Pourtant, si refuser, dire non, c’est déjà un pas pour remettre en cause la société dans laquelle nous vivons, peut-on se contenter de refuser seulement ? La question est vieille comme la contestation du capitalisme et ne cesse de rebondir régulièrement. De la façon d’y répondre toutefois oriente les actions que nous menons. Entre opposition et construction, entre contre-pouvoir et pouvoir d’agir, des stratégies différentes se font jour, nous opposent bien souvent quand elle ne nous divisent pas. Les uns contestent le système, les autres édifient dans les interstices de celui-ci. La première démarche échafaude des barricades, au mieux des digues, pour contenir le capitalisme triomphant, la seconde veut bâtir la société de demain sur des bases nouvelles. La première permet, comme force de contention, de contrer l’hégémonie dominante, c’est crucial, la seconde, comme dynamique de construction d’autres choses, permet de tenter des préfigurations de ce que pourrait être un autre monde, c’est l’avenir. Et le mouvement social, dans sa globalité et sa diversité, se doit d’articuler les deux (Révolutionner la gauche, 2023).

En insistant plutôt sur le contraste entre résistance et défense pour éclairer nos divergences, Kristin Ross nous permet d’enrichir cette combinaison. Elle voit dans la résistance une bataille déjà perdue, et surtout l’aveu de « l’immense pouvoir qu’on attribue à l’autre camp ». La défense, par contre, « signifie qu’il y a déjà une chose dans notre camp qu’on possède, qu’on aime, qu’on chérit, et qui mérite donc qu’on se batte pour elle » (La forme-Commune, 2023). Si on la suit, la résistance est en quelque sorte une bataille menée par des personnes qui par l’immense pouvoir qu’elles attribuent à ceux d’en face se mettent en situation d’échec. On peut lui rétorquer que la Résistance lors de la Seconde guerre mondiale s’est levée car justement elle ne voulait pas s’avouer vaincue (et que dire non, c’est déjà quelque chose !). Je ne m’attarderais pas sur la controverse, je me permettrais plutôt de reformuler la résistance : une bataille que l’on mène sur le terrain du système, et qui face au pouvoir de celui-ci, d’ailleurs souvent surestimé, connaît plus d’échecs que de victoires.

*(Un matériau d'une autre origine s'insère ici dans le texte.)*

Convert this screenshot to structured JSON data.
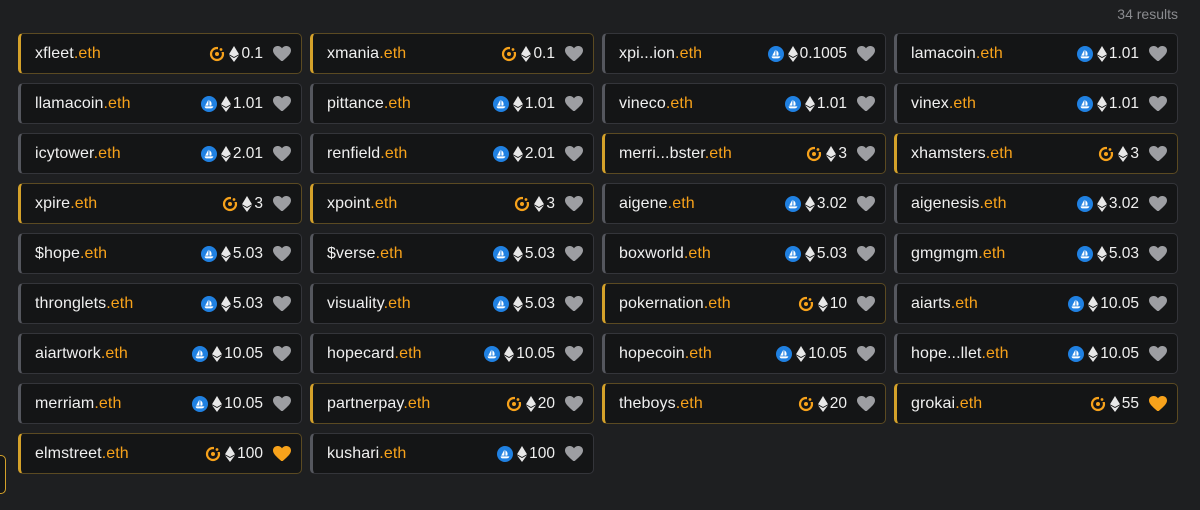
{
  "results_label": "34 results",
  "colors": {
    "tld": "#f7a21b",
    "heart_active": "#f7a21b",
    "heart_inactive": "#9d9ea2",
    "opensea_blue": "#2081e2"
  },
  "listings": [
    {
      "name": "xfleet",
      "tld": ".eth",
      "marketplace": "ens-marketplace-icon",
      "price": "0.1",
      "liked": false,
      "highlight": true
    },
    {
      "name": "xmania",
      "tld": ".eth",
      "marketplace": "ens-marketplace-icon",
      "price": "0.1",
      "liked": false,
      "highlight": true
    },
    {
      "name": "xpi...ion",
      "tld": ".eth",
      "marketplace": "opensea-icon",
      "price": "0.1005",
      "liked": false,
      "highlight": false
    },
    {
      "name": "lamacoin",
      "tld": ".eth",
      "marketplace": "opensea-icon",
      "price": "1.01",
      "liked": false,
      "highlight": false
    },
    {
      "name": "llamacoin",
      "tld": ".eth",
      "marketplace": "opensea-icon",
      "price": "1.01",
      "liked": false,
      "highlight": false
    },
    {
      "name": "pittance",
      "tld": ".eth",
      "marketplace": "opensea-icon",
      "price": "1.01",
      "liked": false,
      "highlight": false
    },
    {
      "name": "vineco",
      "tld": ".eth",
      "marketplace": "opensea-icon",
      "price": "1.01",
      "liked": false,
      "highlight": false
    },
    {
      "name": "vinex",
      "tld": ".eth",
      "marketplace": "opensea-icon",
      "price": "1.01",
      "liked": false,
      "highlight": false
    },
    {
      "name": "icytower",
      "tld": ".eth",
      "marketplace": "opensea-icon",
      "price": "2.01",
      "liked": false,
      "highlight": false
    },
    {
      "name": "renfield",
      "tld": ".eth",
      "marketplace": "opensea-icon",
      "price": "2.01",
      "liked": false,
      "highlight": false
    },
    {
      "name": "merri...bster",
      "tld": ".eth",
      "marketplace": "ens-marketplace-icon",
      "price": "3",
      "liked": false,
      "highlight": true
    },
    {
      "name": "xhamsters",
      "tld": ".eth",
      "marketplace": "ens-marketplace-icon",
      "price": "3",
      "liked": false,
      "highlight": true
    },
    {
      "name": "xpire",
      "tld": ".eth",
      "marketplace": "ens-marketplace-icon",
      "price": "3",
      "liked": false,
      "highlight": true
    },
    {
      "name": "xpoint",
      "tld": ".eth",
      "marketplace": "ens-marketplace-icon",
      "price": "3",
      "liked": false,
      "highlight": true
    },
    {
      "name": "aigene",
      "tld": ".eth",
      "marketplace": "opensea-icon",
      "price": "3.02",
      "liked": false,
      "highlight": false
    },
    {
      "name": "aigenesis",
      "tld": ".eth",
      "marketplace": "opensea-icon",
      "price": "3.02",
      "liked": false,
      "highlight": false
    },
    {
      "name": "$hope",
      "tld": ".eth",
      "marketplace": "opensea-icon",
      "price": "5.03",
      "liked": false,
      "highlight": false
    },
    {
      "name": "$verse",
      "tld": ".eth",
      "marketplace": "opensea-icon",
      "price": "5.03",
      "liked": false,
      "highlight": false
    },
    {
      "name": "boxworld",
      "tld": ".eth",
      "marketplace": "opensea-icon",
      "price": "5.03",
      "liked": false,
      "highlight": false
    },
    {
      "name": "gmgmgm",
      "tld": ".eth",
      "marketplace": "opensea-icon",
      "price": "5.03",
      "liked": false,
      "highlight": false
    },
    {
      "name": "thronglets",
      "tld": ".eth",
      "marketplace": "opensea-icon",
      "price": "5.03",
      "liked": false,
      "highlight": false
    },
    {
      "name": "visuality",
      "tld": ".eth",
      "marketplace": "opensea-icon",
      "price": "5.03",
      "liked": false,
      "highlight": false
    },
    {
      "name": "pokernation",
      "tld": ".eth",
      "marketplace": "ens-marketplace-icon",
      "price": "10",
      "liked": false,
      "highlight": true
    },
    {
      "name": "aiarts",
      "tld": ".eth",
      "marketplace": "opensea-icon",
      "price": "10.05",
      "liked": false,
      "highlight": false
    },
    {
      "name": "aiartwork",
      "tld": ".eth",
      "marketplace": "opensea-icon",
      "price": "10.05",
      "liked": false,
      "highlight": false
    },
    {
      "name": "hopecard",
      "tld": ".eth",
      "marketplace": "opensea-icon",
      "price": "10.05",
      "liked": false,
      "highlight": false
    },
    {
      "name": "hopecoin",
      "tld": ".eth",
      "marketplace": "opensea-icon",
      "price": "10.05",
      "liked": false,
      "highlight": false
    },
    {
      "name": "hope...llet",
      "tld": ".eth",
      "marketplace": "opensea-icon",
      "price": "10.05",
      "liked": false,
      "highlight": false
    },
    {
      "name": "merriam",
      "tld": ".eth",
      "marketplace": "opensea-icon",
      "price": "10.05",
      "liked": false,
      "highlight": false
    },
    {
      "name": "partnerpay",
      "tld": ".eth",
      "marketplace": "ens-marketplace-icon",
      "price": "20",
      "liked": false,
      "highlight": true
    },
    {
      "name": "theboys",
      "tld": ".eth",
      "marketplace": "ens-marketplace-icon",
      "price": "20",
      "liked": false,
      "highlight": true
    },
    {
      "name": "grokai",
      "tld": ".eth",
      "marketplace": "ens-marketplace-icon",
      "price": "55",
      "liked": true,
      "highlight": true
    },
    {
      "name": "elmstreet",
      "tld": ".eth",
      "marketplace": "ens-marketplace-icon",
      "price": "100",
      "liked": true,
      "highlight": true
    },
    {
      "name": "kushari",
      "tld": ".eth",
      "marketplace": "opensea-icon",
      "price": "100",
      "liked": false,
      "highlight": false
    }
  ]
}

Cette résistance est quelque part la force de contention que j’évoquais. On élève des digues contre le capitalisme, et on recule plus souvent que l’on avance. La défense quant à elle accompagne la dynamique de construction. On édifie des préfigurations d’un autre monde, et on les défend. On développe des entreprises d’un genre nouveau (SCOP, SCIC, associations, etc.), on bâtit des lieux de vie loin du modèle dominant (Notre-Dame-des-Landes), on occupe des espaces libérés, on vit en symbiose avec la nature, on invente d’autres manières de faire société, on laisse le pouvoir à l’imagination, on crée quelque chose qu’on aime, qu’on chérit. Et on le défend.

Or, résister au système par des luttes de contention d’une part, construire l’autre monde et le défendre d’autre part, est-ce que ce ne serait pas cela, la véritable impulsion altermondialiste ? C’est en tout cas ce que je pense. Sans compter que ce serait par là même l’occasion de donner un nouveau souffle à une (réelle) politique de gauche qui dépasse le seul stade du refus.